SHAPIRO: That's a British TV ad from the 1960s, but it might as well have been from last month. At the Consumer Electronics Show this year, Kodak announced it is reissuing the Super 8 camera. We're going to get to the camera itself in a moment but first, we want to explore the lasting appeal of 8mm film, so we've gotten in touch with director Jeff Preiss. He came to NPR West on a break from shooting a commercial in LA. Welcome to the show.

JEFF PREISS: Hey. It's great to be here.

SHAPIRO: Why use Super 8 film? What's so special about it?

PREISS: Why is it magic? It just is. In the '60s, it was what was being pointed at me at my birthday. And then these images were being replayed about a week later on a projector, and the whole thing seemed magical.

SHAPIRO: What do those images look like? How is it different from the kind of video that we're familiar with today?

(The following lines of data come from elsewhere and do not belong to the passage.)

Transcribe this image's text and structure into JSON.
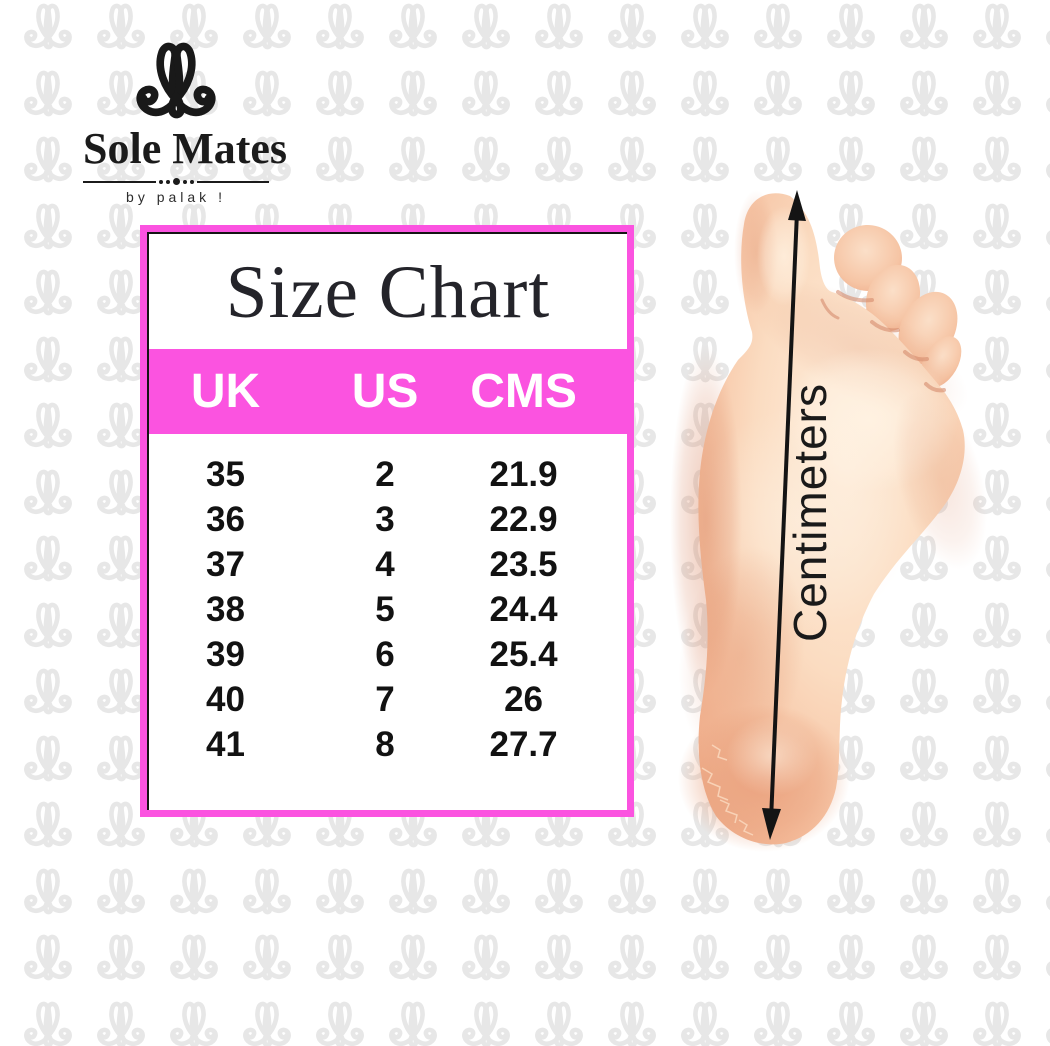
{
  "brand": {
    "name": "Sole Mates",
    "tagline": "by palak !",
    "monogram_icon": "monogram-flourish"
  },
  "size_chart": {
    "title": "Size Chart",
    "columns": [
      "UK",
      "US",
      "CMS"
    ],
    "rows": [
      [
        "35",
        "2",
        "21.9"
      ],
      [
        "36",
        "3",
        "22.9"
      ],
      [
        "37",
        "4",
        "23.5"
      ],
      [
        "38",
        "5",
        "24.4"
      ],
      [
        "39",
        "6",
        "25.4"
      ],
      [
        "40",
        "7",
        "26"
      ],
      [
        "41",
        "8",
        "27.7"
      ]
    ]
  },
  "foot_diagram": {
    "measure_label": "Centimeters",
    "arrow_icon": "double-headed-arrow"
  },
  "colors": {
    "accent_pink": "#fb53e0",
    "text_dark": "#1a1a1a",
    "pattern_gray": "#e7e7e7",
    "skin_light": "#feeedd",
    "skin_dark": "#e79d7c"
  },
  "chart_data": {
    "type": "table",
    "title": "Size Chart",
    "columns": [
      "UK",
      "US",
      "CMS"
    ],
    "rows": [
      [
        35,
        2,
        21.9
      ],
      [
        36,
        3,
        22.9
      ],
      [
        37,
        4,
        23.5
      ],
      [
        38,
        5,
        24.4
      ],
      [
        39,
        6,
        25.4
      ],
      [
        40,
        7,
        26
      ],
      [
        41,
        8,
        27.7
      ]
    ],
    "annotation": "Centimeters"
  }
}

PREISS: The images are soft in a very painterly way. The film itself is tiny. It's, you know, smaller than a fingernail.

SHAPIRO: Eight mm wide. That's where it gets its name from.

PREISS: Yeah, the gauge is 8 mm. And the quality of the material itself is projected along with the image, so you're seeing this swimming grain that people recognize. And that Kodachrome world - the blue sky as being this kind of lollipop blue and someone's red lipstick a red that almost exists only in your imagination - it's so beautiful. And I think we have a generation now that's kind of coming to age post-materiality. And they're now beginning to look at these older analog formats, and they're discovering the intangible quality. You can't put your finger on it, but it's there and it is a satisfying experience.

SHAPIRO: That's director Jeff Preiss. Jeff, thanks so much for talking with us.

PREISS: Such a pleasure.

SHAPIRO: And let's hear now from David Sax, who wrote about Kodak's Super 8 reissue for the New Yorker. Welcome to the show.

DAVID SAX: Great to be here.

SHAPIRO: And what do we know about the new camera?

SAX: The new camera is a mashup of analog and digital technology. What they've added there were all sorts of interesting digital controls - ways to record sound, ways to control different exposures in the camera using the similar sort of touchscreen controls that you'd find in video cameras.

SHAPIRO: Put this into context for us. In your piece, you argue that while businesses are told their goal should be to make a billion dollars by the becoming the next Instagram or Uber, this is a different path that perhaps might be more realistic.

SAX: Right. The narrative of the new economy is disrupt, disrupt, disrupt. But unfortunately, that only works if you're the one company that gains the monopoly advantage, whether you're Apple or Amazon or Uber. For other businesses, you know, there is money to be made and profit to be made in niches and certain parts of businesses that are growing. Kodak is a business that is about 1 percent of what it once was. And yet, over the past couple of years, there has been this growing demand for analog cameras and film by consumers. And so while Kodak abandoned a lot of that a couple of years ago as the business was heading towards bankruptcy, now that they're sort of rebuilding, they're looking around at what Fuji's done with instant cameras, what The Impossible Project has done with Polaroid technology, and even the vinyl record business, for example, and saying well, there is some demand for it, so is there a way that we can grow this demand? Is there a way we can stimulate it with new products, new services that tap into the property that we have and the resources that we have and the products that we're still making?

SHAPIRO: David Sax is a writer in Toronto. Thanks for joining us.